Students for Fair Admissions, Inc. v. Harvard is a federal lawsuit filed in the U.S. District Court in Massachusetts challenging Harvard University's “holistic” admissions process and its consideration of race and ethnicity when reviewing applications for undergraduate admission.
Following lengthy discovery and pre-trial motions, a non-jury trial commenced before Judge Allison Burroughs in October 2018. Judge Burroughs ruled in favor of Harvard on Sept. 30, 2019. The trial court decision was upheld by the U.S. Court of Appeals for the First Circuit.

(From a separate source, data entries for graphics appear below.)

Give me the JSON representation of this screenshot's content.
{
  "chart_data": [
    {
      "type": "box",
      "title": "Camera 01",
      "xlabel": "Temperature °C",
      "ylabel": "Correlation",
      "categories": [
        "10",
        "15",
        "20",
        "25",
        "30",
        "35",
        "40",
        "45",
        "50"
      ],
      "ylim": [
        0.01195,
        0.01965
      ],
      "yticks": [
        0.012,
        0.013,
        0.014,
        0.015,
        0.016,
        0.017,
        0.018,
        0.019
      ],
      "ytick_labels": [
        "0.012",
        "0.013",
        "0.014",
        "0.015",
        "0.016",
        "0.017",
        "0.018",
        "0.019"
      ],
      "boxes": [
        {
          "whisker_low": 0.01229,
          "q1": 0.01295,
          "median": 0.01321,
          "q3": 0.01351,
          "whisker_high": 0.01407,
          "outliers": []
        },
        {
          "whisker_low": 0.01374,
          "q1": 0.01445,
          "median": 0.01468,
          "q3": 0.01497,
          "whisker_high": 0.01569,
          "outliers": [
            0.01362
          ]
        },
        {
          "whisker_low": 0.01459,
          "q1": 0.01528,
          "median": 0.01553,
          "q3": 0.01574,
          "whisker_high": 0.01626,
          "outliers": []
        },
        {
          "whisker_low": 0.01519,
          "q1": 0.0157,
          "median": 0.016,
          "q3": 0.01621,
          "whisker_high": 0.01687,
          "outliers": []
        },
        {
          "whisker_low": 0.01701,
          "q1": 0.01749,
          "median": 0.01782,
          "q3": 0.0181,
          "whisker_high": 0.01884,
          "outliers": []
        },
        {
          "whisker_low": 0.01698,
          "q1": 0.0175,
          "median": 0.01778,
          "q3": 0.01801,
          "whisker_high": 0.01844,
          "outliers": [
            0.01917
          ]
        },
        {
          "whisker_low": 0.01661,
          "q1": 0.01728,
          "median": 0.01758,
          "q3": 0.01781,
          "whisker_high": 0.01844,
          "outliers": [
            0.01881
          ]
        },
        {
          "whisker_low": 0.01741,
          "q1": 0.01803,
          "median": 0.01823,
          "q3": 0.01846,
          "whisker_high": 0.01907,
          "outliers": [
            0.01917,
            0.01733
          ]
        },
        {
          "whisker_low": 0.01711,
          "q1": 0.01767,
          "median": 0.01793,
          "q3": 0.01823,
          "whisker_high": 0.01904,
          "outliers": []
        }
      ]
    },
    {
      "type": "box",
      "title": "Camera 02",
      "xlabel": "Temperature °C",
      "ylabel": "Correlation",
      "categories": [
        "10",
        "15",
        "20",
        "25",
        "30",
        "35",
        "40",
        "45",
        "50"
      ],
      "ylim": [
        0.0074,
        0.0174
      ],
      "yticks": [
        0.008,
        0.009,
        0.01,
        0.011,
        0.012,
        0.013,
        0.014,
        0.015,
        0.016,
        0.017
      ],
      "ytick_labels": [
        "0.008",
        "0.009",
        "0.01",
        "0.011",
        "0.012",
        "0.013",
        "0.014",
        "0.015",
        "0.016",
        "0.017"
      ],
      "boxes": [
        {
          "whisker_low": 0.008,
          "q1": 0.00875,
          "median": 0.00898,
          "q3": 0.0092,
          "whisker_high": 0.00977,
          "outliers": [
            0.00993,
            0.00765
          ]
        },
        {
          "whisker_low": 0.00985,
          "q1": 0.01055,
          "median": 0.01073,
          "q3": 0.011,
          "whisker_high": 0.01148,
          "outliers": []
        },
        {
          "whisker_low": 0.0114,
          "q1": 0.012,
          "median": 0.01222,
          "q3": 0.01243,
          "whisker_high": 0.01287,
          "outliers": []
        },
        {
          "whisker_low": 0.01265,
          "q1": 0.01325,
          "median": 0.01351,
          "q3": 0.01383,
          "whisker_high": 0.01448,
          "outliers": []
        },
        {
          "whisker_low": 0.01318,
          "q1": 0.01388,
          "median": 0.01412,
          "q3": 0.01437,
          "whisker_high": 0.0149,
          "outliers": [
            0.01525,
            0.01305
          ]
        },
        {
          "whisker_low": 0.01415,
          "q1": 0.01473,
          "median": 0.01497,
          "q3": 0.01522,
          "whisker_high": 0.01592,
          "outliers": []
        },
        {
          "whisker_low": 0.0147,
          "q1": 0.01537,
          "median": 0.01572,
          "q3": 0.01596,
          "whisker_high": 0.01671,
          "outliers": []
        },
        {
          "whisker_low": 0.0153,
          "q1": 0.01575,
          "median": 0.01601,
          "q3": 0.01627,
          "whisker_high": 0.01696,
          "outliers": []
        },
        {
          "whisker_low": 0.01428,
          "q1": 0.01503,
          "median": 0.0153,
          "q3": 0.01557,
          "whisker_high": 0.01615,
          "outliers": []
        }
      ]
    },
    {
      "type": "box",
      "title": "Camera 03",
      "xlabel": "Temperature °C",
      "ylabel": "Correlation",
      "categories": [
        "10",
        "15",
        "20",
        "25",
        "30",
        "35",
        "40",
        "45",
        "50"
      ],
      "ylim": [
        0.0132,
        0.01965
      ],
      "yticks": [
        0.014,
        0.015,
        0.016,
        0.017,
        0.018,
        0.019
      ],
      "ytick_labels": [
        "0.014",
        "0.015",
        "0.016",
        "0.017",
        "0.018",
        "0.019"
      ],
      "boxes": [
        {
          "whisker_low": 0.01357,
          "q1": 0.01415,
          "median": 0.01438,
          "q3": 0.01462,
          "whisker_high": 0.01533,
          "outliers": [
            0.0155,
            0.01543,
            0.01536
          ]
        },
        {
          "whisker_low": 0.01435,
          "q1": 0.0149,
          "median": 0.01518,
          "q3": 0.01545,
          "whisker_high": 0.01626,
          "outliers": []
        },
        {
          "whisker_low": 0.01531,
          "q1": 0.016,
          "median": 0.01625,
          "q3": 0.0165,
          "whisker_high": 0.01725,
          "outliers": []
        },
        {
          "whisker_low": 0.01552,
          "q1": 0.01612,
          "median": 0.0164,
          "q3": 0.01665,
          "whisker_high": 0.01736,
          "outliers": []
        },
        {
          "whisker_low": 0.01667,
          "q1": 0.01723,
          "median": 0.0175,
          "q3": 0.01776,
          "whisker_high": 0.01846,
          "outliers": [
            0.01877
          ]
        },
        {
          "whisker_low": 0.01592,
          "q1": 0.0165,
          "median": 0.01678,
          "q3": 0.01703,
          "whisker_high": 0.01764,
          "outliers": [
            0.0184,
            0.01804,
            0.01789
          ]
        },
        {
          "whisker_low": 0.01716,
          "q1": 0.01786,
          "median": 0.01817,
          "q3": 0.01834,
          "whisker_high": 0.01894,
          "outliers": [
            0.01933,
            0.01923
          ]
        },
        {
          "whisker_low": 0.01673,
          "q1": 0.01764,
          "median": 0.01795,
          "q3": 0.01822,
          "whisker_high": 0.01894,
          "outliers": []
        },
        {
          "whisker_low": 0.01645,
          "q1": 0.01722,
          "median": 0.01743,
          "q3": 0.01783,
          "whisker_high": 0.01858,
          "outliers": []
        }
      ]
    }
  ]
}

SFFA petitioned the Supreme Court to review both the First Circuit's decision in the Harvard case and a similar decision from the Middle District of North Carolina,
Students for Fair Admissions v. University of North Carolina, which had been decided in the school's favor in October 2021.
The Supreme Court certified both petitions on Jan. 24, 2022, and consolidated them under Harvard. After Justice Ketanji Brown Jackson testified during her confirmation hearing that she would recuse herself from the case because she is on the Harvard Board of Overseers, the Supreme Court separated the two cases, in order to allow her to participate in the UNC case.
It is expected both will be heard in the 2022–23 term.
Although the cases only concern Harvard and UNC, they have been closely watched, because these policies and practices may have features similar to those of other institutions with competitive admissions. Furthermore, United States Supreme Court Justice Lewis Powell, writing the principal opinion in the 1978 landmark case Regents of the University of California v. Bakke, cited the “Harvard College program” as an exemplar of permissible race-conscious admissions.
“This kind of program treats each applicant as an individual in the admissions process,” Powell wrote. “The applicant who loses out on the last available seat to another candidate receiving a ‘plus’ on the basis of ethnic background will not have been foreclosed from all consideration for that seat simply because he was not the right color or had the wrong surname.”
Edward Blum, SFFA’s president, is the architect and driving force behind this lawsuit and other cases challenging race-conscious admissions practices at colleges and universities, including the unsuccessful attempt in
Fisher v. University of Texas to eliminate the use of race as one of many factors in admissions.